Viewing synchronization progress
After configuring the data synchronization rule, you can click the Preview button in the Operations section of the synchronization rule on the console to check the progress of historical data synchronization, the real-time synchronization time point, and detailed configuration information for the data synchronization rule.
- Historical Data Synchronization: You can monitor the progress of historical file synchronization to check the status.
- Real-Time Data Synchronization: You can view timestamps for the latest incremental file syncs to stay updated on real-time synchronization.
For detailed operations, please refer to Console Data Synchronization Progress Query.
Note
Cross-border data compliance commitment
When you use this service or feature, your business data on the cloud will be transmitted to the selected region or the region where the service is deployed. This may involve cross-border data transfer.
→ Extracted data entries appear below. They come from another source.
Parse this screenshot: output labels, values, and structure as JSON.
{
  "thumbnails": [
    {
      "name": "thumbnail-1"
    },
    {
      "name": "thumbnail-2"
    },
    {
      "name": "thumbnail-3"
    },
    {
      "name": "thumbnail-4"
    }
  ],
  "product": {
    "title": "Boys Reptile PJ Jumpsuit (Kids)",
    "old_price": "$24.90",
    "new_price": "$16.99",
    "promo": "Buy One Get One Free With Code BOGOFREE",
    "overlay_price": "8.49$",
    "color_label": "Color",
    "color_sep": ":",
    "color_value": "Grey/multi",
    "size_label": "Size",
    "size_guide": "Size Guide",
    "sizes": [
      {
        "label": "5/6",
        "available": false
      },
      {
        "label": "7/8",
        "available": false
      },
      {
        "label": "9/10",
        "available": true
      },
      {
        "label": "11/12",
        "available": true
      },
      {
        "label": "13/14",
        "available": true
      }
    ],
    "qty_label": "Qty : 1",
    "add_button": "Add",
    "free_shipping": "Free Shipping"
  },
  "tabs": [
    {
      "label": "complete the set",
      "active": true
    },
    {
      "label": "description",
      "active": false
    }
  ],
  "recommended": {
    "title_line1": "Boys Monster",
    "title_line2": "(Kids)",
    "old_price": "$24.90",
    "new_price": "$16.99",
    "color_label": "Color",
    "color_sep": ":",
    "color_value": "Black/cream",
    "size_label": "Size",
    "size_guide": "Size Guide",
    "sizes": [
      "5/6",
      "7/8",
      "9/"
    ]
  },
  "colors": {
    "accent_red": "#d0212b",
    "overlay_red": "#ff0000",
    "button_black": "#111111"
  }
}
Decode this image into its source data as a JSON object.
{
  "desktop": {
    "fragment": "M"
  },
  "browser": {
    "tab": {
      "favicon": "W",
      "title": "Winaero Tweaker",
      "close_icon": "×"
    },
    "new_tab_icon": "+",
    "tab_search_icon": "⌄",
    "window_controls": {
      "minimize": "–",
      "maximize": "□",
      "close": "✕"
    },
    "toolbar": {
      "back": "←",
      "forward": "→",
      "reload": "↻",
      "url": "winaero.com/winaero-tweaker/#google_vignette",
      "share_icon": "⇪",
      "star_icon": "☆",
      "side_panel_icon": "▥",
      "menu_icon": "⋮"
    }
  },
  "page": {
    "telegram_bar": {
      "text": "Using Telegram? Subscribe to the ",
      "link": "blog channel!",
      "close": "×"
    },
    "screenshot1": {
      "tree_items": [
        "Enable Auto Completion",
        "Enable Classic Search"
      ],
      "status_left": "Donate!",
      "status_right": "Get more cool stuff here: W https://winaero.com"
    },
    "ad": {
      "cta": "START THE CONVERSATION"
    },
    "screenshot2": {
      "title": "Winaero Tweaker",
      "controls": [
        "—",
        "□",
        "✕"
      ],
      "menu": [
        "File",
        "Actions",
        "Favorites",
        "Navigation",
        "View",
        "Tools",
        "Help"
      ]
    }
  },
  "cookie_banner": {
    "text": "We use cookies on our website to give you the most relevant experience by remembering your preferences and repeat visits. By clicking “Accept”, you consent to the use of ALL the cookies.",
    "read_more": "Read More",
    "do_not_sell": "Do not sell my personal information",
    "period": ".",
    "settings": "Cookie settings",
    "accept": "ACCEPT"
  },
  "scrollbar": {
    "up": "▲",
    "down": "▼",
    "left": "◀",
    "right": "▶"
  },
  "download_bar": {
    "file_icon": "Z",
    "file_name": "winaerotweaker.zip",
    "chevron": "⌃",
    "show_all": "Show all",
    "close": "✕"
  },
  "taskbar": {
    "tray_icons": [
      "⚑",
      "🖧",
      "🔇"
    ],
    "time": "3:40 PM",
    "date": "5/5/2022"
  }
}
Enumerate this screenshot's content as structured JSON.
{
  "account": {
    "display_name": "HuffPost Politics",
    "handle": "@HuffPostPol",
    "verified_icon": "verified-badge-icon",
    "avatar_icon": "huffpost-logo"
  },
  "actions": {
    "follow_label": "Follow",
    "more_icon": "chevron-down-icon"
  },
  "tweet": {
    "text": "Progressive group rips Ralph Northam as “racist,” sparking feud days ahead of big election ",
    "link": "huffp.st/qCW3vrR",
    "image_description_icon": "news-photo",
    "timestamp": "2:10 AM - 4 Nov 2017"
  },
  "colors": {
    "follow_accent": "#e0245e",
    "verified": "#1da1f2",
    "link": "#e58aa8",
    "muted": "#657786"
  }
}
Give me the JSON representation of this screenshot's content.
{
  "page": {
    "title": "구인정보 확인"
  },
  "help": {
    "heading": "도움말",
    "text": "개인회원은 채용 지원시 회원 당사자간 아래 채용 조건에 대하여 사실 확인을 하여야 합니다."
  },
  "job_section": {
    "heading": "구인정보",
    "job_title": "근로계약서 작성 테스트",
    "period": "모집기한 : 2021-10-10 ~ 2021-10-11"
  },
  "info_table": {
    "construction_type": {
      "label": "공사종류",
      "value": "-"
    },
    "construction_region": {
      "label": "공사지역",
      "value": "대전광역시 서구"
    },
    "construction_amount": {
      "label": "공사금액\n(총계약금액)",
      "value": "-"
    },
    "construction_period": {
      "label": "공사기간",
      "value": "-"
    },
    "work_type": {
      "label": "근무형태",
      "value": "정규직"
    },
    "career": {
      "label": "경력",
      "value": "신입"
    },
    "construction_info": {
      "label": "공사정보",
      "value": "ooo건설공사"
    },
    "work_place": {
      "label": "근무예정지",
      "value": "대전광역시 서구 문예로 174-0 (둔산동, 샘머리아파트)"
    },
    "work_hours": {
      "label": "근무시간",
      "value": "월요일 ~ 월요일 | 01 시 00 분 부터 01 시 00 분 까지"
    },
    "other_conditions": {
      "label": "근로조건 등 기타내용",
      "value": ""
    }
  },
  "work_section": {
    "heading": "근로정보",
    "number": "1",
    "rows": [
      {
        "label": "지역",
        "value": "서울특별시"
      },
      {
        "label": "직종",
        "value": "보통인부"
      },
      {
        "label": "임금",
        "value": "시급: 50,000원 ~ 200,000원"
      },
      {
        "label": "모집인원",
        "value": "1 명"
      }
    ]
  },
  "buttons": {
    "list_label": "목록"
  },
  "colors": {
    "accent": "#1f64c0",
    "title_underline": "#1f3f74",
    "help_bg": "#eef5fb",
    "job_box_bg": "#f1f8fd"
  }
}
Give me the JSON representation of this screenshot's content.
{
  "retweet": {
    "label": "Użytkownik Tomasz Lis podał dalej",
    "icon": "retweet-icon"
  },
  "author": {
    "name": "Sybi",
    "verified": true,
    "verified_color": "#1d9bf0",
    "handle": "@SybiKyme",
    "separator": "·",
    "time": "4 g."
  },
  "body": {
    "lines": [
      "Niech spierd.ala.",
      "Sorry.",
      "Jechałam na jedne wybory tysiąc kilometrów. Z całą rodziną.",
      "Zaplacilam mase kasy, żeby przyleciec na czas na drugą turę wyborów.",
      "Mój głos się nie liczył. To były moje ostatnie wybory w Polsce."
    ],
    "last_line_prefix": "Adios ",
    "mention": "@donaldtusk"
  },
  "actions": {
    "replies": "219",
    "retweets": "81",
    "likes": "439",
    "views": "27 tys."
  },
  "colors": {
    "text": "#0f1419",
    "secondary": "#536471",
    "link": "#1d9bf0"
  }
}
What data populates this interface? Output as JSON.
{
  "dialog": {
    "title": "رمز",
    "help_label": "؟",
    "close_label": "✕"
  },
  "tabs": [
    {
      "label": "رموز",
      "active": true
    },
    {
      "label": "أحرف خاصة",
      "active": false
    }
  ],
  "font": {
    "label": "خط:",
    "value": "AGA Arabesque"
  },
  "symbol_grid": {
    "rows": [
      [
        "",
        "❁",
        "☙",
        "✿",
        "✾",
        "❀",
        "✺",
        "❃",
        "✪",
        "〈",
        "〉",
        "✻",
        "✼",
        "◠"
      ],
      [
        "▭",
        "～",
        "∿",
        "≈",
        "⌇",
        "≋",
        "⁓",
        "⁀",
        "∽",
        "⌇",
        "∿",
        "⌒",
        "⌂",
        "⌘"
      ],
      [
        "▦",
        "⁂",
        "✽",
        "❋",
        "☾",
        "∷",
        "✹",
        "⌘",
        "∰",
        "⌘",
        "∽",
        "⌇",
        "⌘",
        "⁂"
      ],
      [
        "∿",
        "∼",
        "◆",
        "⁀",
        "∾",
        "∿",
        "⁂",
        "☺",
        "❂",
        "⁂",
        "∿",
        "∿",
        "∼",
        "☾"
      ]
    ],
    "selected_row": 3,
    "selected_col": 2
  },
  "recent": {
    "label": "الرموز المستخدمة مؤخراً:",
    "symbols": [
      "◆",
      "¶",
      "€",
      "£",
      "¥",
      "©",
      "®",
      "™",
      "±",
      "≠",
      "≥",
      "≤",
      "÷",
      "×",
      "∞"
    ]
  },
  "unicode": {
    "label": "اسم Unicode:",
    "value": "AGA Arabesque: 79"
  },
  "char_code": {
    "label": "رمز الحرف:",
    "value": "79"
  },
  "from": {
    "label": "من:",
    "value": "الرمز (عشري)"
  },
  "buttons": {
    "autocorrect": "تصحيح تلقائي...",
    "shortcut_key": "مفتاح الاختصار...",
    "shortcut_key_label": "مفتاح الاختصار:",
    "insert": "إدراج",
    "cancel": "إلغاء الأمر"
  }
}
By using this feature, you confirm that you have full legal authority to manage the relevant business data and that you accept complete responsibility for its transmission and associated actions. You also confirm that your data transmission complies with relevant laws and regulations, including obtaining explicit consent from data subjects, completing cross-border data security assessments, and signing standard contracts for cross-border personal information transfers with recipients. You further guarantee that your data does not include any content restricted or prohibited by applicable laws. For specific compliance requirements, please consult the appropriate authorities.
In the event of non-compliance with the above commitments, you will bear all legal consequences and compensate Baidu AI Cloud and/or its affiliates for any resulting losses.
If Baidu AI Cloud is required to modify or discontinue this feature due to changes in law, policy, or regulations, you understand and accept that this will not constitute a breach of contract. Baidu AI Cloud will provide transitional assistance for any service adjustments or termination.